“Ma would have liked it,” she said. “You can do that. And don’t be too late to bed.”
She went up the stairs with her firm tread and left the two young people alone in the parlor.
Gabrielle went down on her knees at the hearth, raked aside the logs, and drew the shapes in the ash that her great-grandmother had taught.
Matthew smiled. “I’m glad she taught you,” he said.
She rose to her feet. “And I wanted to speak to you,” she said shyly.
“Well, that’s kind of you, because I have been feeling like a fool.”
Despite herself she nearly laughed. “We’re all in an odd position.”
“Hester has told you? About the proposal I very wrongly made to her?”
“Yes, she told us. And she and Mia asked me to speak to you.”
“This is all my fault,” he confessed. “I apologized to Mia months ago, and in writing to Hester, but I can see they neither of them forgive me, and I’ve been such a miserable fool, Gabrielle. I have hurt the girls that I care for most in the world! And to propose to Hester so soon after speaking to Mia…”
“Was it the Nobildonna who made the proposal?” Gabrielle asked.
He hesitated. “Yes,” he admitted. “But I should have refused at the start of it all.”
“You should,” Gabrielle said gently. “But I don’t see how you could. She’s your mother, she’s bound to arrange the best match she can for you, and it’s not as if you could defy her. You’re still a minor.And if you had to marry someone, I can see that you would prefer Hester to anyone else.”
“Exactly!” he said eagerly. “So I sound like a man ruled by his mother as well as a fool. An obedient fool.”
“You have to be obedient,” Gabrielle said mildly. “And now that your stepfather is dead, there is only your mother.”
“She terrifies me,” he said frankly.
“She is…” Words failed Gabrielle.
“She dares… it’s as if she has no fear.”
“At court?” Gabrielle guessed.
He nodded. “I dare not say—she has no fear even in the very greatest of events.”
“Well, you wouldn’t have this house if she did.”
“I know, and I should be grateful.

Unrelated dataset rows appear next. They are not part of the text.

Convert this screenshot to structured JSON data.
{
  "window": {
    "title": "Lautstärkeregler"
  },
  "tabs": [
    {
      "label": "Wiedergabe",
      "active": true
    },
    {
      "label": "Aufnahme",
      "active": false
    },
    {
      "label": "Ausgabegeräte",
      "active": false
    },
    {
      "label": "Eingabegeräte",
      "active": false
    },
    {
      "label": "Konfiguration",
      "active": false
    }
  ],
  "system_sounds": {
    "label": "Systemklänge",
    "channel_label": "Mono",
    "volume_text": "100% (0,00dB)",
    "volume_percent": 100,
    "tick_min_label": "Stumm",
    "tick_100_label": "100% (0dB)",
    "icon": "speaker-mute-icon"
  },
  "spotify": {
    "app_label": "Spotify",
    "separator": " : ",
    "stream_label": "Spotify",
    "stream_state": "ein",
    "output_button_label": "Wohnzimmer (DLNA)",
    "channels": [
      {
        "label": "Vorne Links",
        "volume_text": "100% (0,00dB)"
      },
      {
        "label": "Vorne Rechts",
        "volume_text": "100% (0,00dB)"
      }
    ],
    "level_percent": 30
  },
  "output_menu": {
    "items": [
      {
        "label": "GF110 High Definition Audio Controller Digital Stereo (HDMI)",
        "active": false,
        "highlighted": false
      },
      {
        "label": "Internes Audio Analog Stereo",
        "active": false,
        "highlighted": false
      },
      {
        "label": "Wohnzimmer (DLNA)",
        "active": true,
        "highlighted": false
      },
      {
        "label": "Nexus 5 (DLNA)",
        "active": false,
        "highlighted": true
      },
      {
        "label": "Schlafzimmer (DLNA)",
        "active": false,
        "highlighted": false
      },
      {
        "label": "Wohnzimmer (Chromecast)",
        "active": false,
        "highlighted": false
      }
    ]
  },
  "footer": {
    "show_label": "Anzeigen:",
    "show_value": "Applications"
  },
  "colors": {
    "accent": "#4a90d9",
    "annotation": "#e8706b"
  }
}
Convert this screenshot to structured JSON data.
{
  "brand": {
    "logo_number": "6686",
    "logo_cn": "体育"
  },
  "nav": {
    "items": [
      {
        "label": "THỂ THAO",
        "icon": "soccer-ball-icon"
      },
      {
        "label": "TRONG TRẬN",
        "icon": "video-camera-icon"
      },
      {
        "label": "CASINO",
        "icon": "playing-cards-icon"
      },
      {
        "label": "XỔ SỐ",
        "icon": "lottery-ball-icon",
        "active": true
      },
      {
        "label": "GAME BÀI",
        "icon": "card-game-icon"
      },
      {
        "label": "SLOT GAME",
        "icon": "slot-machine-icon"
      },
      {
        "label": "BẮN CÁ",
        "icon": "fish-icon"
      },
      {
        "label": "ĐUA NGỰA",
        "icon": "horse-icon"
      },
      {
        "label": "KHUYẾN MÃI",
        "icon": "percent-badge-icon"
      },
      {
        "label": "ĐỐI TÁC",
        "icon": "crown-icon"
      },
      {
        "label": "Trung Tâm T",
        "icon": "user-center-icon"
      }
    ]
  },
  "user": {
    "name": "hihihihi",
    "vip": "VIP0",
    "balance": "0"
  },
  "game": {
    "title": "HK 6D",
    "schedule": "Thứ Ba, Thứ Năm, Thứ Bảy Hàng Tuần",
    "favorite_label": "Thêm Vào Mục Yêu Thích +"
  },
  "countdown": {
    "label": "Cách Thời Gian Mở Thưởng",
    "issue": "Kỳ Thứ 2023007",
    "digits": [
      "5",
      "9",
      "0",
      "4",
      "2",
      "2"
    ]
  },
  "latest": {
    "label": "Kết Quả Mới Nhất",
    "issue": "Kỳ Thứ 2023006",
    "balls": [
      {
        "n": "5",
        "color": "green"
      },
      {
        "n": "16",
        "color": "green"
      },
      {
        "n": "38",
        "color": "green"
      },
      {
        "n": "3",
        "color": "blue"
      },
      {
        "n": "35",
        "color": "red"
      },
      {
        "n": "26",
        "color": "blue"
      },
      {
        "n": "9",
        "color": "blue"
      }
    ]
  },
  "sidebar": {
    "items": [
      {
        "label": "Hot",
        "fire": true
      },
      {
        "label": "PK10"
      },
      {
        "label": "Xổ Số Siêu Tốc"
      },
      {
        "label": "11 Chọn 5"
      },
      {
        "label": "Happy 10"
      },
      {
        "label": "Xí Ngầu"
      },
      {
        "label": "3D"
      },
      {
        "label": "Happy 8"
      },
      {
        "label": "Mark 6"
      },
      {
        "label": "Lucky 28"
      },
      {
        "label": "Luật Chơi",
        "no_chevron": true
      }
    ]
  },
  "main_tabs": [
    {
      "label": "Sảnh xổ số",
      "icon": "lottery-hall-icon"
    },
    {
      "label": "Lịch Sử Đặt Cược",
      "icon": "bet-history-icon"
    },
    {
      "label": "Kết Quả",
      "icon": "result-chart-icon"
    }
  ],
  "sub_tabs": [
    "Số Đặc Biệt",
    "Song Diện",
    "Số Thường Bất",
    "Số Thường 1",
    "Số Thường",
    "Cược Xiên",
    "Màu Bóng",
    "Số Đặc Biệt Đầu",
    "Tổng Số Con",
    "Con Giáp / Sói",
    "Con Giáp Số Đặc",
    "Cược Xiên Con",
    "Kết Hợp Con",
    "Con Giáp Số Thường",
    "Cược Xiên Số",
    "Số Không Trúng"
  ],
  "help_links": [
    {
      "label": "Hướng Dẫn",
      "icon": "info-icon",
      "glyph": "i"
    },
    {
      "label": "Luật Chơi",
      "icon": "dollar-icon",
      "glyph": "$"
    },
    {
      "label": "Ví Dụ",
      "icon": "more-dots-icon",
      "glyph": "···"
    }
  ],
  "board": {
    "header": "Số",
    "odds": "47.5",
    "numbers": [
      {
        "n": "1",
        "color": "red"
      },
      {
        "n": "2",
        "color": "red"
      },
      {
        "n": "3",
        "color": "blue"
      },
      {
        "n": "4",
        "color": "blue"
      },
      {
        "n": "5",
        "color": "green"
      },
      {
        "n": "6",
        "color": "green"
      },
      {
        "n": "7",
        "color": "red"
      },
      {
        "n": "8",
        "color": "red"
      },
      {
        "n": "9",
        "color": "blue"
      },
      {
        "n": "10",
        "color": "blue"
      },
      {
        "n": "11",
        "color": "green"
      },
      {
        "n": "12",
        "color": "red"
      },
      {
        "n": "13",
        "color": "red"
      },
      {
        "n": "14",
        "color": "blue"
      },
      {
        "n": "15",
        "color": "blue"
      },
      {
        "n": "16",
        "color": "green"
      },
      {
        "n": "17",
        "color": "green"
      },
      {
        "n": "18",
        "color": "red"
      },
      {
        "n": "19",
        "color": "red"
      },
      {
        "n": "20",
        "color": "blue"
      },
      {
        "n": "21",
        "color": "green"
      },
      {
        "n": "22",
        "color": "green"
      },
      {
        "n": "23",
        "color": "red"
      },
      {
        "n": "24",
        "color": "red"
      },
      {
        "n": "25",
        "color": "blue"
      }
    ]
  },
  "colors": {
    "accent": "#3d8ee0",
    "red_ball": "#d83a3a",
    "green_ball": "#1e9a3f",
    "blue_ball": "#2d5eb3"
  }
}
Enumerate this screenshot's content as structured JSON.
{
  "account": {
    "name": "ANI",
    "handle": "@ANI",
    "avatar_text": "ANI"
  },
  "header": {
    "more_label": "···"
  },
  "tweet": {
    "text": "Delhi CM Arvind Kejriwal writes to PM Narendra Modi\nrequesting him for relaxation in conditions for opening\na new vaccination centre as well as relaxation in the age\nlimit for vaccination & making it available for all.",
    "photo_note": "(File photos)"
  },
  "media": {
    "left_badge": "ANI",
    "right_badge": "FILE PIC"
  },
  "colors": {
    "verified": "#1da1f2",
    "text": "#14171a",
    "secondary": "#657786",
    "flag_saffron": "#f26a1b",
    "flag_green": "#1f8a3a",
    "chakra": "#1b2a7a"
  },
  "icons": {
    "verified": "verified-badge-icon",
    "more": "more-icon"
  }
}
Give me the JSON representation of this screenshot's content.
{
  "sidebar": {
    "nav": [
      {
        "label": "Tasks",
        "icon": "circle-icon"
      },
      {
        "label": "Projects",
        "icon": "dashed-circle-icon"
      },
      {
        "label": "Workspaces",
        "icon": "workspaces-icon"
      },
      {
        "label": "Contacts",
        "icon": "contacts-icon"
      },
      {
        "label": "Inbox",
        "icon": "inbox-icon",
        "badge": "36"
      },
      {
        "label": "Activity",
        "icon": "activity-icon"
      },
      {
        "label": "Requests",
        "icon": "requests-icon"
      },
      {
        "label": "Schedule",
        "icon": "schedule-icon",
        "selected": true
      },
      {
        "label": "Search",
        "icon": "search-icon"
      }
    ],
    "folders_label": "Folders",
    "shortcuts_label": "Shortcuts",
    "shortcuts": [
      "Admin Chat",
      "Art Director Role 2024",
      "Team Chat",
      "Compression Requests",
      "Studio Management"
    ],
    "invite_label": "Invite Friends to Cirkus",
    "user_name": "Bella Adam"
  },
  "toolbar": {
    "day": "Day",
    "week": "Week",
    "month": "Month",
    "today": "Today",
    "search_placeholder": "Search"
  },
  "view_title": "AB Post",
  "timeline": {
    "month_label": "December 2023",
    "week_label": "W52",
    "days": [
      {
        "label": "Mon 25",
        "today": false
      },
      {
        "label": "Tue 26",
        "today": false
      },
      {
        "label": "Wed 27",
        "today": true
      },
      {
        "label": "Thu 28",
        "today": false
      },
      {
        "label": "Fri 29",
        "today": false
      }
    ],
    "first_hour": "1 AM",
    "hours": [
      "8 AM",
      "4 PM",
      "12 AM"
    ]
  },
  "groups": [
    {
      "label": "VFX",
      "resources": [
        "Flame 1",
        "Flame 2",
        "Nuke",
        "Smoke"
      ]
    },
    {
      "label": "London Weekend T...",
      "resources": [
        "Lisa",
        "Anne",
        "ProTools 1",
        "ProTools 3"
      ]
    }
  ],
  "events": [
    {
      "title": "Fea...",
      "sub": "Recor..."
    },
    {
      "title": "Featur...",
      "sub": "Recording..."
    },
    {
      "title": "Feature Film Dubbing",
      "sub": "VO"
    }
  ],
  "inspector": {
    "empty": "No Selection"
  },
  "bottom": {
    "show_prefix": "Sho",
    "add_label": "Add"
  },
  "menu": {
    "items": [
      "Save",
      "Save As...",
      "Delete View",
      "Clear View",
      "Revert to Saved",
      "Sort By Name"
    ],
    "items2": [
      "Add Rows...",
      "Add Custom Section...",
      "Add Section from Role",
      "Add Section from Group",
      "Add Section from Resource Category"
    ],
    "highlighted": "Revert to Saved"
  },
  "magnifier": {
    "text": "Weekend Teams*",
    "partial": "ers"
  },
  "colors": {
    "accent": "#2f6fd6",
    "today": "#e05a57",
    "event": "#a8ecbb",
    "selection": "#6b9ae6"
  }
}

I am grateful—but what she dares!” He shook his head. “And she employs me…”
“You haven’t done anything…” Gabrielle was tentative. “Matthew, you haven’t done anything… bad?”
“I hardly know!” he burst out. “I do a little part of the whole, but I don’t know what the whole of it is. Just before the prince was born, she had me running errands around London, it was like a dream. There were riots in the streets, and fires burning at the crossroads, and lights in the Protestant windows, and people tearing hangings out of the chapels, and I went from Lincoln’s Inn to the palace to Hester’s house and back again, and I had no idea what I was doing! I took her to Uncle Rob when it was past midnight and the house was dark and still she went in, and I have no idea what she said!”
“Dr. Reekie was part of it?”
“No!” he suddenly exclaimed. He knew that he should not speak of Rob. “No, he had nothing to do with it. Don’t think that. He refused to do… a favor. The Nobildonna sent me to ask something of him, and he refused me. And later she told me he had refused permission for my marriage to Hester.”
“But why?”
“She said it was the lawyers. Then she said she could not say.”
Gabrielle rose up from her chair and put her hand on his shoulder as he stood at the fireplace. “Oh, Matthew,” she said tenderly. “Oh, dear Matthew. This is too much for you.”
He turned and she stepped into his arms and he held her, his cheek resting against her smooth hair. “Gabrielle, I was really afraid. I am afraid that she has done something…” He could not tell her what he feared.